Tangential from string concatenation, is a perfect templating engine enough? Unfortunately, browsers suck (from a security perspective). You could trace this back to the browser wars, where browsers which refused to render bad markup were labeled at fault. Regardless of the history, browsers have extremely "flexible" parsers. As a result, even if a document looks rightish, it might still contain an XSS. While I generally do not recommend sanitizing user input (it feels too much like a blacklist), input destined for HTML is an exception for the reasons outlined above. See OWASP's Sanitization Recommendations for candidate libraries.
You could easily write a book on injection attacks against HTML. For that reason, I'm going to stop here. Want to know more?
- HTML5 Security Cheatsheet
- XSS Filter Evasion Cheat Sheet
- Postcards from the post-XSS world
- The innerHTML Apocalypse
- HTTP cookies, or how not to design protocols
- Path Insecurity
- My XSS/CSRF Slide Deck
JSON
To avoid making this article much longer, I'm not going to break out a JSON example. However, I do want to mention it, because I have frequently seen engineers construct JSON from a string. Don't do this.
Embedded Variables
Note, there is no distinction between embedding a variable and string concatenation. Neither of the following two examples address the serialization problem:
<? "$first $last" === $first . ' ' . $last;
Or with sprintf like substitution:
"%s %s" % (person.first_name, person.last_name)
Logging
Before we conclude, I want to make a special note with regards to logging. In my code, casual string concatenation most frequently occurs in logging statements. Logs are typically loosely formatted, newline delimited files. Loosely structured output is mostly fine when intended for human consumption. However, this casual serialization format is a nightmare for log parsers.
For this reason, one must be careful when logging output which will eventually be consumed by some downstream process. While not strictly the responsibly of the logger, HTML log viewers have been susceptible to XSS attacks in the past.
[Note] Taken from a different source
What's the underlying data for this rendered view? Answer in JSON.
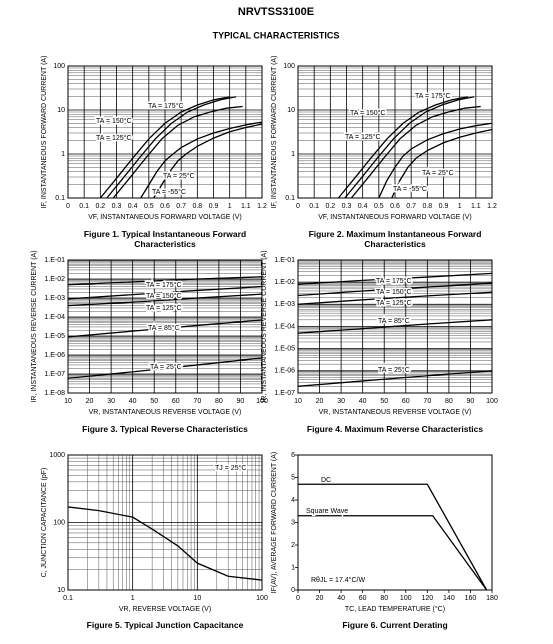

See CWE-117 and CAPEC-106 for more information.
Clarification
This concept is not new or innovative. The weakness I'm describing is actually CWE-707: Improper Enforcement of Message or Data Structure, and it is not exclusive to string concatenation or even strings. I wag my finger at string concatenation, because it makes these mistakes easy. And consequentially, common.
Hyperboles
The title is mostly meant as tongue and cheek, but I'm quite serious in the severity of this topic. In my opinion there are only two places string concatenation should occur:
- Serialization/Deserialization Libraries
- Unformatted Data
Many security issues simply do not have an easy solution, e.g. side channel attacks. However, if engineers consistently use libraries for serialization, the majority of injection based attacks will simply go away.
Is it possible to write secure code with concatenation? Yes. However, this code will almost always be brittle. You might understand the security considerations, but the next engineer probably will not. Writing secure code isn't just preventing a certain type of attack. It's following best practice throughout the entire code base to set the standard which avoids careless mistakes.